Monday, Sep. 06, 1926
Notes
Drift from Fords. The Ford Motor Co. permits scant publicity for its production figures. Only by inference may these be calculated at the present moment. That is not so difficult. Thus-
The January-June, 1926, U. S. motor car and truck production was 2,449,192. Companies other than the Ford Motor Co. made 1,590,220 cars and trucks. Ergo the Ford Motor Co. made 858,972, or 35.1% of the total. General Motors' production was 26% of the total. Last year the Ford Co. made 42.8% of all (in 1924 51.1%), General Motors, 19.2% (in 1924, 16%). The Ford Co.'s daily production averaged about 5,000 units the first six months of 1926, although the capacity is believed to exceed 9,000.

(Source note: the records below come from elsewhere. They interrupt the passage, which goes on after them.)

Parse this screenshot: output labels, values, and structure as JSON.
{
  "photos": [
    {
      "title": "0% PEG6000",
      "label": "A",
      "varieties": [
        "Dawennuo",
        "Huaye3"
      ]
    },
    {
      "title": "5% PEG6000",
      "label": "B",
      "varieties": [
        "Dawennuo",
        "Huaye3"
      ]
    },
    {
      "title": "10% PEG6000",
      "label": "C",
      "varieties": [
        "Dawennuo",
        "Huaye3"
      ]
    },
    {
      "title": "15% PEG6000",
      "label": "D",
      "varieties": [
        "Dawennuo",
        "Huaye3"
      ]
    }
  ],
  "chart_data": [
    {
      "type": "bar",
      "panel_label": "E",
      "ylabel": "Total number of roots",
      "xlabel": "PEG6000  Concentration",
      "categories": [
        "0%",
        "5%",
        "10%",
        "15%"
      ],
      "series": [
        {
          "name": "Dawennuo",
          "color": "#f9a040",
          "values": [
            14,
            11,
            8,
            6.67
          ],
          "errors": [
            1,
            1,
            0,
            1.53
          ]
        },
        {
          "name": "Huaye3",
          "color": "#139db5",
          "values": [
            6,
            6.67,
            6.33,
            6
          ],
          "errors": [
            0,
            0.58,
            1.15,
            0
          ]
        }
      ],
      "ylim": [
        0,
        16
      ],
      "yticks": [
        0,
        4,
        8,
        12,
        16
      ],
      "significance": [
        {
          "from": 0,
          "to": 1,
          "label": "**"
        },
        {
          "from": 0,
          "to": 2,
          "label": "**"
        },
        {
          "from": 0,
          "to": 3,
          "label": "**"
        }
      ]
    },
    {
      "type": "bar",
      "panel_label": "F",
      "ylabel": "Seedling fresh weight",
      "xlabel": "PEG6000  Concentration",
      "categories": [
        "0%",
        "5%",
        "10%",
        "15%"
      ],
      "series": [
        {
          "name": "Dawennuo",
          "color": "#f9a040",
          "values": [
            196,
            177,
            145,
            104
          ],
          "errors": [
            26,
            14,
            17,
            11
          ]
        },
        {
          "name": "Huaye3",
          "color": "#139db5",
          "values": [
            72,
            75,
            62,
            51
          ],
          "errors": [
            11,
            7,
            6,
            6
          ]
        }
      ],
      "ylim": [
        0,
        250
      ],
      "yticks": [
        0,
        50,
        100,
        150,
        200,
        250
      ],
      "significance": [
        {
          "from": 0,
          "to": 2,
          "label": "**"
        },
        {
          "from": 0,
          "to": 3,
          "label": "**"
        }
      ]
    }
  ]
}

Another Life Saver. When cigarets taste nasty, when the bouquet of gin lingers, when gum drops cloy--it is soothing to champ at a hard mint tablet. Neither Life Savers Inc. nor other makers of hard candy lozenges flavored with aromatic oils--mint, cloves, pepper--have stressed in their advertising those demands for their products. None the less, they have profited therefrom, Life Savers Inc. most of all. This company is even listed on the Manhattan Stock Exchange. It has 8,000 jobbers and dealers; it makes fruit lozenges, which lack the famed Life Saver "hOle";* and shortly it will sell a Life Saver Cough Drop.
Railroads drew the attention of investors last week. Forty roads have made reports of their July incomes. Their net earnings total $76,952,620, practically 30% more than the $59,620,046 of July, 1925. It is also a gain of 9.5% over the net earnings of last June. Therefore it is probable that, when all the U. S. carriers have made their reports, their net July earnings will aggregate $120,000,000. (In July, 1925, the net earnings of all were $99,462,735.)
The most remarkable of the roads was the Atchison, Topeka & Santa Fe. President William Benson Storey reports that, after all expenses have been deducted from his entire July operating revenues of $25,561,510, he has remaining a net balance of $8,446,943. That is almost double the net operating income ($4,724,336) of July, 1925. This fact and the high earnings of the previous months of this year explain why, last week, Atchison stock was quoted on the Manhattan Stock Exchange at 155%. (On March 30, 1926, its price was 122.)
* Pep-O-Mint, Wint-O-Green, ClOve, Cinn-O-mon, LicOrice, Vi-O-let.